Dear Dr. Abbe
Dear Dr. Abbe is Generation GF’s advice column. Dr. Abbe is a licensed psychologist with a PhD in Clinical and School Psychology. She responds to your questions about life as a gluten-free kid or teen. Email GenerationGF@archive.gluten.org to submit a question of your own, and look for it in an upcoming edition of Generation GF Magazine.
I’m 13 and was diagnosed with celiac 6 months ago. At first I was feeling great but lately, I’ve had a lot of headaches and am super moody, like always angry and raging. My mom is fed up and I don’t like feeling this way. Could this be gluten related?
First off, I am really proud of you. It takes a lot of guts to be able to know when things are going well, and when they aren’t, and then ask for help.
So much is going on at 13. You are really maturing, both physically and emotionally. Think of your mind and body like a foot growing in a sock: sometimes it fits perfectly, sometimes you push and grow, sometimes the seam bothers you. That’s 13.
There’s a lot that goes into being moody, having headaches, and being angry. Could you be eating something that contains gluten? Listen to your body. You know how you react when you eat gluten: do you feel nauseous? Do your bones ache? Are you in the bathroom more?
Eating right and exercising in general will help, too: drink enough water, eat less processed foods and more whole grains, and exercising at least three times a week (sweating so much that you have to shower and wash your hair) should also help you even out your moods and help your body feel better.
If that still doesn’t work, try to speak to someone who can help you figure out how to feel better.
My 6-year-old silent celiac ate regular pizza at a friend’s house and when I got upset, she cried and said that she just wants to be normal and hates her life. What now?
Now you give her a hug. She doesn’t understand that something that everyone else does, that she doesn’t feel “sick” over, can hurt her.
It’s hard not to be like everyone else. And she doesn’t understand why she can’t eat regular pizza. Getting involved in groups like Generation GF will help her feel like she’s not alone, and there are other kids just like her.
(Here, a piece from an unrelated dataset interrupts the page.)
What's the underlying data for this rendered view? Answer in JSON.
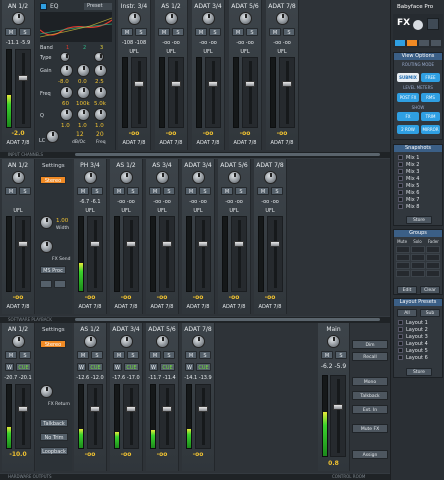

Finding that peer group will go a long way in helping her “fit in”.
Depending on her maturity, you may have to be present when there’s food involved. Let the parents know that she has celiac disease but doesn’t show her symptoms externally. You can’t be on top of her every time she eats something (nor should you), but she might not be ready yet to oversee her food intake.
When she gets older, her doctor and you should sit down and show her what happens in her body when she eats gluten.
I am starting high school soon and practices for football starting in August. My mom heard that the team is always fed lots of donuts and pizza, and when she asked the school nurse about it, she suggested that it might be better if I wasn’t on the team. That hurt! I don’t want to feel left out but I also don’t want to be left out. What do I do?
Congratulations on joining the team! That’s great and quite an accomplishment! Now that you made it here, it’s time for you to start finding out what’s really going on.
You need to speak to the coaches yourself. They will be really impressed at how you advocate for yourself and your needs. It’s always good for you to know what you can and can’t eat, and how to get the food you need or want. There’s no reason for you to miss out on pizza and donuts!
You should know that you can’t be excluded because you can’t eat their pizza and donuts, in fact, it is against the law. There are lots of places that offer gluten-free pizza, that can be picked up or delivered with the regular pies. You might have to bring the donuts, or ask them to order them in advance.
Remember that you can’t be left out because you can’t eat certain foods. It’s important for you to speak up for your needs. You’ve got this. Have a great season and don’t eat too many donuts or pizza, even if they’re gluten-free!